Topology of Syntax Networks across Languages
Juan Soria-Postigo, Luis F Seoane
TL;DR
This work investigates whether syntactic dependencies across languages converge to a universal topological scaffold by constructing undirected syntax graphs from Universal Dependencies corpora for 50 languages and focusing on the 500 most frequent tokens. It introduces a morphospace-based node analysis to identify Topological Communities (TCs) via PCA, enabling a per-word functional taxonomy within each network. The results reveal a largely universal core-periphery backbone and connector structures across languages, while standard global-topology measures offer limited phylogenetic insight and outliers challenge evolutionary classifications.
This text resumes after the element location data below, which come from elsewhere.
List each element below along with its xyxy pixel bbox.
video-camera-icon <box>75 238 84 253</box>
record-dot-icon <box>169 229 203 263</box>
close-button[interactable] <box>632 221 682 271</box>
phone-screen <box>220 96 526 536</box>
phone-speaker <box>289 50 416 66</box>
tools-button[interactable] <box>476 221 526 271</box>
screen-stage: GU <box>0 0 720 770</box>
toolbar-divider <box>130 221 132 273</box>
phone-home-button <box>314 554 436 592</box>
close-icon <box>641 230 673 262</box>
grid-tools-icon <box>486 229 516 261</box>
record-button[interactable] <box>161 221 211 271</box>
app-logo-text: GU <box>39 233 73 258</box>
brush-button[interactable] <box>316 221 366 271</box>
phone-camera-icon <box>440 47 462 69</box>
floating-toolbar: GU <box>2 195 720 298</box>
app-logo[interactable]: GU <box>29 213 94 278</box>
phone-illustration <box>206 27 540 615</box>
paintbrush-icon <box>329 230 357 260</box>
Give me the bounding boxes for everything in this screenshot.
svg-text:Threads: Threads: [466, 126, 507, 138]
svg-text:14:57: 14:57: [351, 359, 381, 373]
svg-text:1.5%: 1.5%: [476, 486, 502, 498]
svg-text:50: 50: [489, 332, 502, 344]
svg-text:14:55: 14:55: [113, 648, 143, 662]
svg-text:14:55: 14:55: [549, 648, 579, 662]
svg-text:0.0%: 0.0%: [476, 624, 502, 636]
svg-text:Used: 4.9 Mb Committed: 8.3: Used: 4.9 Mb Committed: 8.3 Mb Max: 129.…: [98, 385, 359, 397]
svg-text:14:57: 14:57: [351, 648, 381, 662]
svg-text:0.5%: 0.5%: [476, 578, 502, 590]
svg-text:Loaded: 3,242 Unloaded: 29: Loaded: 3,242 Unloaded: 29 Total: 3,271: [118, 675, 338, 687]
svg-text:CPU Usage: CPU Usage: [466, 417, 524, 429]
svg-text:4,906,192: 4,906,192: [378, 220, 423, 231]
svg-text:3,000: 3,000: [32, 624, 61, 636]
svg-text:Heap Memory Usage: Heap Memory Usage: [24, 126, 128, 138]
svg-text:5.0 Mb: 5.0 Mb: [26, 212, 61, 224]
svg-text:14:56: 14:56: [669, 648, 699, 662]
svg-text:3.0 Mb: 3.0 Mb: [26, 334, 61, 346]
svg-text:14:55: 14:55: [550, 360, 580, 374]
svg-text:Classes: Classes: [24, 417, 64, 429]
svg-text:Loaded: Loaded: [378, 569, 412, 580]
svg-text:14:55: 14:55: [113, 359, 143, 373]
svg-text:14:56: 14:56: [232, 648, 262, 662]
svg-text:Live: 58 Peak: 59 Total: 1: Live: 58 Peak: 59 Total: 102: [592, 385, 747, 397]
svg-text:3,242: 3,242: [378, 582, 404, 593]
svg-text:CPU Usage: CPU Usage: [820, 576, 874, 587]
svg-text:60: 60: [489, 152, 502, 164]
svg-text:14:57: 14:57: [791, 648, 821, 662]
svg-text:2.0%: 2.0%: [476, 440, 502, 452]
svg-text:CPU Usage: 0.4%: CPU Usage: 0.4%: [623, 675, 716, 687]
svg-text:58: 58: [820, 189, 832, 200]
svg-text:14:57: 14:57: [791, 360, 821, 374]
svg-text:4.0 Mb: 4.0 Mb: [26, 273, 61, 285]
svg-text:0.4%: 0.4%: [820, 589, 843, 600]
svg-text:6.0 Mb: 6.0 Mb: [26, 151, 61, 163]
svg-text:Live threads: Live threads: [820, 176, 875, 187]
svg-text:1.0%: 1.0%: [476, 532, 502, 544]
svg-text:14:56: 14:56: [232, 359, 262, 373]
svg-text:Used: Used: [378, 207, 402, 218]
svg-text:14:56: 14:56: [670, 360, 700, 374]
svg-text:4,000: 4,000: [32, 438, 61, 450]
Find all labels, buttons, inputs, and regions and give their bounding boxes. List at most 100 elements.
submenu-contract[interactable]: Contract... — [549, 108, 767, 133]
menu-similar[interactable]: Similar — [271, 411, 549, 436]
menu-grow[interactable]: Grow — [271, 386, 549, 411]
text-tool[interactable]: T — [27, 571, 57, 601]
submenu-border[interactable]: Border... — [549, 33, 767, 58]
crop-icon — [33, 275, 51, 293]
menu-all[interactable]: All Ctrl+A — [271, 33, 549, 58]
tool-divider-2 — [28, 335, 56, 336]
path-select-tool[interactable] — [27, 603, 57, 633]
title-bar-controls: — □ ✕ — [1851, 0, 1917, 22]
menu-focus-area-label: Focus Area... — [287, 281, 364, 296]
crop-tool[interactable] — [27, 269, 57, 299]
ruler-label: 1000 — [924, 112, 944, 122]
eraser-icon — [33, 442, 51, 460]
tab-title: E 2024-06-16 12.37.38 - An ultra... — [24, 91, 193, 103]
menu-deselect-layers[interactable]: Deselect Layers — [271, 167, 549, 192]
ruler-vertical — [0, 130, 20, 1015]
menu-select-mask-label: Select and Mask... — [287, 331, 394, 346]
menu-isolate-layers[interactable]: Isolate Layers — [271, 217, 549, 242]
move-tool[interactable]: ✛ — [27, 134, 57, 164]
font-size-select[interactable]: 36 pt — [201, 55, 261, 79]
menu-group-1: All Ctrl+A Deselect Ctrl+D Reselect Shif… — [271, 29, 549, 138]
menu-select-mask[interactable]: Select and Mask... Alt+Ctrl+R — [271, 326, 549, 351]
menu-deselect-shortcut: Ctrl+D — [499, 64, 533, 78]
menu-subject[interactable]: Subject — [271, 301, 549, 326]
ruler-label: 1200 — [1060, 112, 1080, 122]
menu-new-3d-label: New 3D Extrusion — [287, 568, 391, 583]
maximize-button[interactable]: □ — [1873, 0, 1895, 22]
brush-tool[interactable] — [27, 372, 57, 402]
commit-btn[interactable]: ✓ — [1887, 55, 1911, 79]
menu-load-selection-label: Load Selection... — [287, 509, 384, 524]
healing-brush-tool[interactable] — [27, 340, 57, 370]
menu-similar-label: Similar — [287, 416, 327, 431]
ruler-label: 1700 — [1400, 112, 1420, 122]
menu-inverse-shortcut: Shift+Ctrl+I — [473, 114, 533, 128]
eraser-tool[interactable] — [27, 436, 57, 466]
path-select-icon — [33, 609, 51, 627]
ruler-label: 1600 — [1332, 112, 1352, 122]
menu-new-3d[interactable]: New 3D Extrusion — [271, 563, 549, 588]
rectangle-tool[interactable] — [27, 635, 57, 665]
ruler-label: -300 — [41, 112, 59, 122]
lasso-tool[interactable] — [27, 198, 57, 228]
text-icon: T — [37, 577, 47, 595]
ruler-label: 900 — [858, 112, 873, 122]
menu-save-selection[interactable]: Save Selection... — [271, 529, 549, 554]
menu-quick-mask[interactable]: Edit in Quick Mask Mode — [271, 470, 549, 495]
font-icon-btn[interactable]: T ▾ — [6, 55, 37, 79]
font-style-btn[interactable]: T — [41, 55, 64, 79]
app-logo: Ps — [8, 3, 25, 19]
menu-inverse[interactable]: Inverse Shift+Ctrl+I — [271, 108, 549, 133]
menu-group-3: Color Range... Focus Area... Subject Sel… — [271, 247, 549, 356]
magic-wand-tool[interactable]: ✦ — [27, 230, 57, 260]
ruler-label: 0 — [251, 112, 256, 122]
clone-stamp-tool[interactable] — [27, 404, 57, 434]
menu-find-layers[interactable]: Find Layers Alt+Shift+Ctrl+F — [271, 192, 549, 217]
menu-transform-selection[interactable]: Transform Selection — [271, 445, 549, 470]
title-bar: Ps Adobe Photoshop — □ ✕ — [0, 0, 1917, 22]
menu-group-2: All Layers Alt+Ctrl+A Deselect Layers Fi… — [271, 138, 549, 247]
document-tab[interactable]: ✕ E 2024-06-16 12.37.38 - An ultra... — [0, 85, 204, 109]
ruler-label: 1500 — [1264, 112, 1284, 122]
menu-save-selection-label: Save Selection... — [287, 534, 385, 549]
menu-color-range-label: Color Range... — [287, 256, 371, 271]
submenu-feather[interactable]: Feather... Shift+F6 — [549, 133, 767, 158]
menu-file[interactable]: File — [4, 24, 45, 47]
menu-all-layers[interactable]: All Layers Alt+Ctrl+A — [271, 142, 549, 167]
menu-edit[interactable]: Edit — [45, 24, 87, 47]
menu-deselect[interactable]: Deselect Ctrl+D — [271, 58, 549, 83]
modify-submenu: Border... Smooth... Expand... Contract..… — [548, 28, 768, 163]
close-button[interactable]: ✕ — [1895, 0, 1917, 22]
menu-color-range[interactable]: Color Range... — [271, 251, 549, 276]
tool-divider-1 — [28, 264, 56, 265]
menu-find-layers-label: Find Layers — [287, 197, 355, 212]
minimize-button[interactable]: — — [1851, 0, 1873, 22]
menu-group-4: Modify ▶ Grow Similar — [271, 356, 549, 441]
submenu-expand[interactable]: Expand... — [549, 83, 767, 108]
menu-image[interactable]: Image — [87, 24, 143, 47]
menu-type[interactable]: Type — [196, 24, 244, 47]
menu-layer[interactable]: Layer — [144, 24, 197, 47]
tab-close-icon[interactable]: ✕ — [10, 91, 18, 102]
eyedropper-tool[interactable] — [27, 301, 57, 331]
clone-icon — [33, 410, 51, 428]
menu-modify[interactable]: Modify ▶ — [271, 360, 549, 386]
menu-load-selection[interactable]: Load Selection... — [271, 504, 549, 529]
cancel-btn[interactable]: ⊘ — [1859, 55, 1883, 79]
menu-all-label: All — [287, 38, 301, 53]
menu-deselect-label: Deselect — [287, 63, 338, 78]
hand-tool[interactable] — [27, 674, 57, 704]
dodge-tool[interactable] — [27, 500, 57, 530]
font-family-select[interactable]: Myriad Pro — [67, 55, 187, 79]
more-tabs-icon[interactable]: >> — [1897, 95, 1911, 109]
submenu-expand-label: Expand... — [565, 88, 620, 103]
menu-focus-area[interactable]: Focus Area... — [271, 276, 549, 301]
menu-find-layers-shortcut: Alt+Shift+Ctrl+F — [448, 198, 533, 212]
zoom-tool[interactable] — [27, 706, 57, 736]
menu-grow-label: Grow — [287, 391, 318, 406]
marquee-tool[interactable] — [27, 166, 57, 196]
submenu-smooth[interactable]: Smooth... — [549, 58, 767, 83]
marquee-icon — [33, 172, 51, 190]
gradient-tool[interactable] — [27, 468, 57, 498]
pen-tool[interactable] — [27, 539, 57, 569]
The Spanish inflected network case study demonstrates how TC analysis captures role-based organization and cross-language patterns, with implications for comparative linguistics and potential neurolinguistic interpretation of syntax networks.
Abstract
Syntax connects words to each other in very specific ways. Two words are syntactically connected if they depend directly on each other. Syntactic connections usually happen within a sentence. Gathering all those connection across several sentences gives birth to syntax networks. Earlier studies in the field have analysed the structure and properties of syntax networks trying to find clusters/phylogenies of languages that share similar network features. The results obtained in those studies will be put to test in this thesis by increasing both the number of languages and the number of properties considered in the analysis. Besides that, language networks of particular languages will be inspected in depth by means of a novel network analysis [25]. Words (nodes of the network) will be clustered into topological communities whose members share similar features. The properties of each of these communities will be thoroughly studied along with the Part of Speech (grammatical class) of each word. Results across different languages will also be compared in an attempt to discover universally preserved structural patterns across syntax networks.